Timeliness of Securities Class Actions Under Supreme Court Scrutiny

By | January 18, 2017

The U.S. Supreme Court last Friday agreed to resolve a legal dispute over whether certain securities class action lawsuits can be barred because they were filed too late.

The justices agreed to hear an appeal filed by the California Public Employees’ Retirement System seeking to revive a lawsuit against various financial institutions over their alleged role in the collapse of Lehman Brothers.

The retirement system, known as Calpers, was part of extensive litigation against Lehman and its former directors following the bank’s 2008 collapse, which contributed to that year’s global financial crisis.

Investors said underwriters helped perpetuate misstatements about Lehman’s finances leading up to its historic downfall. Calpers opted out of a $417 million settlement reached in 2011 between investors and multiple defendants, including Bank of America Corp. and Morgan Stanley, preferring to pursue its own case separately.

In a July 2016 ruling, the New York-based 2nd U.S. Circuit Court of Appeals upheld a district judge’s decision to dismiss the lawsuit.

The legal fight is over whether Calpers waited too long after the bank’s collapse to sue or whether the three-year window for suing was put on hold because of the other related lawsuits that had been filed prior to the settlement.

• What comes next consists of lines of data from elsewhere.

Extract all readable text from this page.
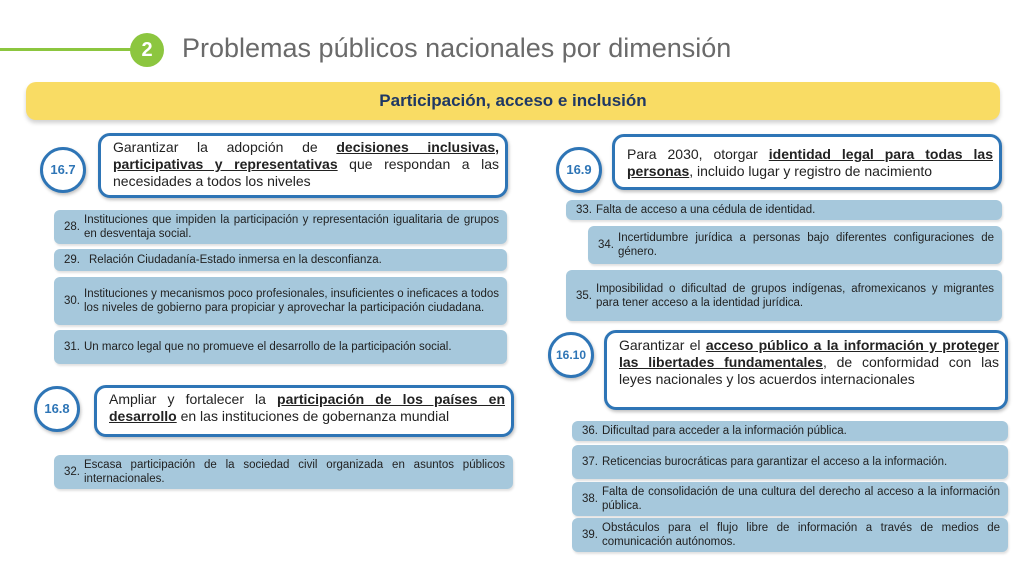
2	Problemas públicos nacionales por dimensión
Participación, acceso e inclusión
16.7
Garantizar la adopción de decisiones inclusivas, participativas y representativas que respondan a las necesidades a todos los niveles
28.
Instituciones que impiden la participación y representación igualitaria de grupos en desventaja social.
29. Relación Ciudadanía-Estado inmersa en la desconfianza.
30.
Instituciones y mecanismos poco profesionales, insuficientes o ineficaces a todos los niveles de gobierno para propiciar y aprovechar la participación ciudadana.
31. Un marco legal que no promueve el desarrollo de la participación social.
16.8
Ampliar y fortalecer la participación de los países en desarrollo en las instituciones de gobernanza mundial
32.
Escasa participación de la sociedad civil organizada en asuntos públicos internacionales.
16.9
Para 2030, otorgar identidad legal para todas las personas, incluido lugar y registro de nacimiento
33. Falta de acceso a una cédula de identidad.
34.
Incertidumbre jurídica a personas bajo diferentes configuraciones de género.
35.
Imposibilidad o dificultad de grupos indígenas, afromexicanos y migrantes para tener acceso a la identidad jurídica.
16.10
Garantizar el acceso público a la información y proteger las libertades fundamentales, de conformidad con las leyes nacionales y los acuerdos internacionales
36. Dificultad para acceder a la información pública.
37. Reticencias burocráticas para garantizar el acceso a la información.
38.
Falta de consolidación de una cultura del derecho al acceso a la información pública.
39.
Obstáculos para el flujo libre de información a través de medios de comunicación autónomos.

Lower courts are split on the question of whether the window for filing certain securities claims is suspended if investors can show they would have been parties in a previously filed class action lawsuit had it not been dismissed

The legal issue was presented to the court in a 2014 case it agreed to hear concerning claims against underwriters of securities issued by a unit of the now-defunct IndyMac Bancorp Inc. under the Securities Act. The court never decided the case because the parties settled, meaning it was dismissed before a ruling was issued.